Smooth the short turn radius (the bottom of the port where it makes the turn to the valve) but only remove enough metal to radius it smooth.
Finish by polishing the intake to 60-80 grit finish and the exhaust to 220+ grit finish.
very descriptive ! and interesting! thnx.
what's the scoop on your 383 velle ?
I got 1 too...:D :D she's a 72, runs good for not really being tuned in yet....prolly a high 11 car on DRs...:cool:
84firebird 05-01-2006, 11:13 AM The throat area is the area within one inch under the valve seat. The formula you're talking about is for finding optimal cross section for rpm. The easiest almost fool proof rules for the home porter are:
Raise the intake port runner .100" but don't touch the floor.
Widen the straight side of the port .050" but only blend the other side in the curve.
Pocket port using 85-90 percent of valve size and slim the guide boss without shortening the guide.
Smooth the short turn radius (the bottom of the port where it makes the turn to the valve) but only remove enough metal to radius it smooth.
Finish by polishing the intake to 60-80 grit finish and the exhaust to 220+ grit finish.
awesome post, Thanks man
*prints off a copy and runs outside*
poboyracin 05-02-2006, 02:39 AM very descriptive ! and interesting! thnx.
what's the scoop on your 383 velle ?
I got 1 too...:D :D she's a 72, runs good for not really being tuned in yet....prolly a high 11 car on DRs...:cool:
The Chevelle is my street cruiser/bruiser. It's got a 383 with Eagle rotating assembly, performer rpm heads, performer rpm air gap and just under went some more modifications. It had a Comp XE 284 hydraulic flat tappet cam and out the box heads and ran 12.64. I just ported the heads just like I mentioned above and put a small solid roller cam in it. (Erson 278) That dropped me to 11.59 best so far with only two runs. It also has 3.55 gears and 3000 stall with 295/50-15 ET street radials. The rear has stock boxed lower control arms and relocation brackets.

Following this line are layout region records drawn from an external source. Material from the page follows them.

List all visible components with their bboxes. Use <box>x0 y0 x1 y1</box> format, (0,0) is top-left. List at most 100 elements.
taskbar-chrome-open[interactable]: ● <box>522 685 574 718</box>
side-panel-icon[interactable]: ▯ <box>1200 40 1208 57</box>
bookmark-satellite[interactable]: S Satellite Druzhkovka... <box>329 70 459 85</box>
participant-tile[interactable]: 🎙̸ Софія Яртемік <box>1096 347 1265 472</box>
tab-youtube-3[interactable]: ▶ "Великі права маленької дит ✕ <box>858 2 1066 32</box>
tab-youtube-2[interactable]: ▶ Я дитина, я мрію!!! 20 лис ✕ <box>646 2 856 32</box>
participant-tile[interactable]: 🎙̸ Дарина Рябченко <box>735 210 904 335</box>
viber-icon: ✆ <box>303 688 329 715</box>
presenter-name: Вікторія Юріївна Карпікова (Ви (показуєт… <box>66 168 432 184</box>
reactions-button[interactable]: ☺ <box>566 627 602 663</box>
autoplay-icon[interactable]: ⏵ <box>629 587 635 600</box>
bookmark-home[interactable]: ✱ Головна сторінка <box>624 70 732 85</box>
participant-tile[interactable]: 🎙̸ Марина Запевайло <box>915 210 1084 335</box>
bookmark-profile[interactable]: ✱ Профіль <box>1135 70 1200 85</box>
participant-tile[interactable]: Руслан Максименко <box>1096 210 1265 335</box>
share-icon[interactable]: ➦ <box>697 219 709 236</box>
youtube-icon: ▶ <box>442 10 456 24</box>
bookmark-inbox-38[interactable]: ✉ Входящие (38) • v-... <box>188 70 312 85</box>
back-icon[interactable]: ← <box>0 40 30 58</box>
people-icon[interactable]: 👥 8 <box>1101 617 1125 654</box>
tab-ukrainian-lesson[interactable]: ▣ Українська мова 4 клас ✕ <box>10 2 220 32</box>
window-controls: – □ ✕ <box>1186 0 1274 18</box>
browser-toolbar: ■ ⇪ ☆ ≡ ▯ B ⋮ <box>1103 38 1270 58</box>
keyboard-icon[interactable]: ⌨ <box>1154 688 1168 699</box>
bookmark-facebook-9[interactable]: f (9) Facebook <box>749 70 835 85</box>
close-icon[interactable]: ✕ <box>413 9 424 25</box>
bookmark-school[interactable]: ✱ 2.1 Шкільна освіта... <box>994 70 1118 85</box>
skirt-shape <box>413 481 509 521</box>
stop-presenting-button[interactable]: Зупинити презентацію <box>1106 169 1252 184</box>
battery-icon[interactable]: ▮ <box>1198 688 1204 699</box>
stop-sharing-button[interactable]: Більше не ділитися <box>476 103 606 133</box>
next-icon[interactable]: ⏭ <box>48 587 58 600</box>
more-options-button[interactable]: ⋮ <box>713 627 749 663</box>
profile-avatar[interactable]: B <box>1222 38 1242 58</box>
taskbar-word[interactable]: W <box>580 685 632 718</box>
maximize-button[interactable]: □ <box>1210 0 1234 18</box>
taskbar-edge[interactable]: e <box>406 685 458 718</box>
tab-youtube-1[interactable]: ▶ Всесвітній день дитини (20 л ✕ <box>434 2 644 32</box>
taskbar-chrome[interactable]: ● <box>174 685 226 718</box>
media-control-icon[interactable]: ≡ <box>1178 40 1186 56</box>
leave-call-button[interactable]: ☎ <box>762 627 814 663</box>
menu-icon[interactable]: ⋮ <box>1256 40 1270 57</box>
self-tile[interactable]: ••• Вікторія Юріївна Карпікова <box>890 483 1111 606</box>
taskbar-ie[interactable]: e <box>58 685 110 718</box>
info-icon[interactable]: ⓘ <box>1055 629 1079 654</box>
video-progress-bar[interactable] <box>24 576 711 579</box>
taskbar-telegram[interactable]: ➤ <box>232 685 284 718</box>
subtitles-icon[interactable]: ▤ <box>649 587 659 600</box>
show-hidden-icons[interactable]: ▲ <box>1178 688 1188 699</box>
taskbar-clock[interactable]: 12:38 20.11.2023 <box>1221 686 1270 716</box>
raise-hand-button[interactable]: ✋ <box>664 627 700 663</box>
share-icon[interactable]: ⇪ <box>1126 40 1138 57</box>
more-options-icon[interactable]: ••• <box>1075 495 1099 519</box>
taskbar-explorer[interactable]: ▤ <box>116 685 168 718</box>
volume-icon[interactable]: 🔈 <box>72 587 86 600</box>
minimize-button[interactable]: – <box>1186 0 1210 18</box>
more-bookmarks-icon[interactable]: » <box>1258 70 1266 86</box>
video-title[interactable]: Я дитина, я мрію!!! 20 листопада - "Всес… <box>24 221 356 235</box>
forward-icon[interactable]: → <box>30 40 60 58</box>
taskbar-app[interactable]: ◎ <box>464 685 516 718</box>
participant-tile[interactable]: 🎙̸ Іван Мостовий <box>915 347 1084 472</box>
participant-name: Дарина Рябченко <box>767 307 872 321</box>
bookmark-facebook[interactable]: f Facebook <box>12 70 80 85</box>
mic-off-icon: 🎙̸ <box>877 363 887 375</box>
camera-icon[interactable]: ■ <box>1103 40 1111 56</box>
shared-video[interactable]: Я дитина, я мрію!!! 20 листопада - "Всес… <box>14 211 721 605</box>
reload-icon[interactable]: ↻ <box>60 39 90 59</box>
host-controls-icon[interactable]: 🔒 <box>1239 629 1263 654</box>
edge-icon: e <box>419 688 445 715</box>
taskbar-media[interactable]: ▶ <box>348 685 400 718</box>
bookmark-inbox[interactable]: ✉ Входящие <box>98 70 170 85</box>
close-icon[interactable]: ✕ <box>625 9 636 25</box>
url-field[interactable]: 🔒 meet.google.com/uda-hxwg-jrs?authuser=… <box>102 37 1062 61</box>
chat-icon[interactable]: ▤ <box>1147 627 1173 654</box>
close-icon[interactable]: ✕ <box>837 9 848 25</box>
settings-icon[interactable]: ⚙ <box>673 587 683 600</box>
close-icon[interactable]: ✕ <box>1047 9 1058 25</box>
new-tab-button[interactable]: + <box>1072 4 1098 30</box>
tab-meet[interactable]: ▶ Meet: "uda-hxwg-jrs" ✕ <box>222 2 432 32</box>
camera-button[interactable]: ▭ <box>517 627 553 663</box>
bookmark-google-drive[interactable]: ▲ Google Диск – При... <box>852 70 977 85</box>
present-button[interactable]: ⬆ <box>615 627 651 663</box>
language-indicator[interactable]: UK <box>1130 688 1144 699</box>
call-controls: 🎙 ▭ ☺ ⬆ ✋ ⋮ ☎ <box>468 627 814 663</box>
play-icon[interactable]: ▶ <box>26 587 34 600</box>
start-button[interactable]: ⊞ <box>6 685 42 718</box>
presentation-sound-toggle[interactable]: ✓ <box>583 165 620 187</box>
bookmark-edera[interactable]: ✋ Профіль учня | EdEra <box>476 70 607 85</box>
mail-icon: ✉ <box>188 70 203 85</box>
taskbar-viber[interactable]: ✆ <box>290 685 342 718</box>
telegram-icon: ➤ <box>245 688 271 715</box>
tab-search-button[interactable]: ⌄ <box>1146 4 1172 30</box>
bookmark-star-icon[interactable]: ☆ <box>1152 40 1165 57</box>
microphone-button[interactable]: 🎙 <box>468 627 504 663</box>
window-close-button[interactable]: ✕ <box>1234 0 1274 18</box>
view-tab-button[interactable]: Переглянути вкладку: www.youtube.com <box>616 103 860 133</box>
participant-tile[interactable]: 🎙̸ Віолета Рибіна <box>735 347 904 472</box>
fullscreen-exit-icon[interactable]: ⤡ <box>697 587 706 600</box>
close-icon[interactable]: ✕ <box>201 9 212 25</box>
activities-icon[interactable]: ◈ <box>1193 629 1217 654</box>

84firebird 05-02-2006, 06:42 PM solid roller cam in non roller motor? i was thinking about that but didnt want the hassle for no major gain on normal driving, but 1 second from 12.6 down to 11.5 holy wow, i need to learn how to port good and get a solid roller in there.
poboyracin 05-03-2006, 01:44 AM solid roller cam in non roller motor? i was thinking about that but didnt want the hassle for no major gain on normal driving, but 1 second from 12.6 down to 11.5 holy wow, i need to learn how to port good and get a solid roller in there.
A roller cam will make more hp in almost all circumstances due to the area "under the curve". The best way to see the evidence is to look at a flat tappet cam lobe and look at a roller cam lobe. The flat tappet goes to a point kinda like a triangle and the roller is oval. This gives you a lot more duration at higher valve lifts where heads flow decent numbers.
The roller cam I went to is smaller at the seat (278 vs 284) and smaller at .050" (238 vs 240) than the flat tappet, but takes a big lead from .075" on up and keeps the valve open a lot longer at peak lift. What this resulted into was more cylinder pressure down low for better torque due to the intake valve closing sooner (smaller seat duration bleeds off less cylinder pressure) and more torque and hp throughout the rpm band due to greater air flow from the added duration of the valve being open longer at higher lifts.